Animal Crossing Plaza was a social networking service developed and published by Nintendo for the Wii U. It was a spin-off of the Animal Crossing series, associated with Animal Crossing: New Leaf for the Nintendo 3DS. The application allowed players to socialize via Miiverse, Nintendo's now-defunct social networking service; players could share images from their New Leaf save file and interact with others, among other features. It was announced and released on August 7, 2013, in Japan and North America and the following day in Europe. The application is no longer actively supported by Nintendo, and was removed from the Nintendo eShop on December 22, 2014.

==Gameplay==

Various non-player characters populating the plaza

Animal Crossing Plaza was an internationally social networking application for the Wii U, similar to the Wii U's own Wara Wara Plaza. The network was tied to the Miiverse community forum for the Animal Crossing series. With Plaza, players import images from their save file on Animal Crossing: New Leaf for the Nintendo 3DS via SD card. These images could be organized into albums, and QR codes could be made for image sharing. Depicted on-screen was a plaza, populated with various non-player characters from the Animal Crossing series, which the player could interact with.
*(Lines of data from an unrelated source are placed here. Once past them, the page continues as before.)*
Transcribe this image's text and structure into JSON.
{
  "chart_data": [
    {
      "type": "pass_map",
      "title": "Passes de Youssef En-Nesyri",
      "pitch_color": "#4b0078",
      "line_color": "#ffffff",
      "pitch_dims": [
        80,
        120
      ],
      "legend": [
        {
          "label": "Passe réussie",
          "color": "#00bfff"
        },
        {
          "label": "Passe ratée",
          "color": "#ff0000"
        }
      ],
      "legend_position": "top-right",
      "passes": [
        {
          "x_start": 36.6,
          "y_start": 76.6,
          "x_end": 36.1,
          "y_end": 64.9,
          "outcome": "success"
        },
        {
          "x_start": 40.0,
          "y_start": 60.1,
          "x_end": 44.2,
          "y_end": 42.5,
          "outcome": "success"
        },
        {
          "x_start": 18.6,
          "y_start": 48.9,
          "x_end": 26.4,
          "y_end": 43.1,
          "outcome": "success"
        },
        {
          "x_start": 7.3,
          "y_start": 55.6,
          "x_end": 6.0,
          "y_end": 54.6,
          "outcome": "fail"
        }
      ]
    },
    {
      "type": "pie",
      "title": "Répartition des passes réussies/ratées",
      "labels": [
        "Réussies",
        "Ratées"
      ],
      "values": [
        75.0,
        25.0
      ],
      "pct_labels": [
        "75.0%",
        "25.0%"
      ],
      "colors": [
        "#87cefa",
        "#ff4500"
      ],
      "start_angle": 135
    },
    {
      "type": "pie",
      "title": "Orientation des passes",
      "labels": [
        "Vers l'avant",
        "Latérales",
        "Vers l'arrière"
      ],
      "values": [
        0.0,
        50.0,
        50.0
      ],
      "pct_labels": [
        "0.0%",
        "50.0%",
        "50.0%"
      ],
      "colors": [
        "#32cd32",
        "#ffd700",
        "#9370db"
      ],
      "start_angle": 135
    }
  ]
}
By interacting with certain characters, the player could make posts about them, which other players could see when interacting with that same character. The game also held monthly community polls where players would rank characters based on a specific question, such as who make the best secretary. The game also detailed players with news regarding New Leaf.

==Development==
Animal Crossing Plaza was announced in a Nintendo Direct by Nintendo CEO Satoru Iwata on August 7, 2013, and was released digitally on the Nintendo eShop that same day. Plaza was planned as a limited-time application, with Nintendo stating in its announcement of the application that it would only be supported through the end of 2014. It received one update the following November, adding additional Miiverse functionality among other quality of life changes.

On December 8, 2014, New Leaf game director Aya Kyogoku released a public statement confirming that it would cease ongoing support for Plaza, as well as its associated Miiverse forum. The application was removed from the Nintendo eShop on December 22, 2014, and the ability to create new posts within the application was removed on December 31, 2014. Plaza remains accessible to users who downloaded the application prior to its discontinuation, though its social features are no longer usable.

== Reception ==
Although critics received the application positively, most questioned and even criticized both its usefulness and lack of functionality. Nintendo World Reports Alex Culafi praised the image import feature, but beyond this feature they expressed a lack of interest in the game beyond being a novelty. Both Culafi and Nintendo Force praised the visuals and its prospect for the looks of a future mainline Animal Crossing game on the Wii U. Stephen Totilio and Mike Fahey of Kotaku questioned the necessity of the application when New Leaf was available instead; however, Mahey jokingly appreciated that it was a "neat, free way to look at animals".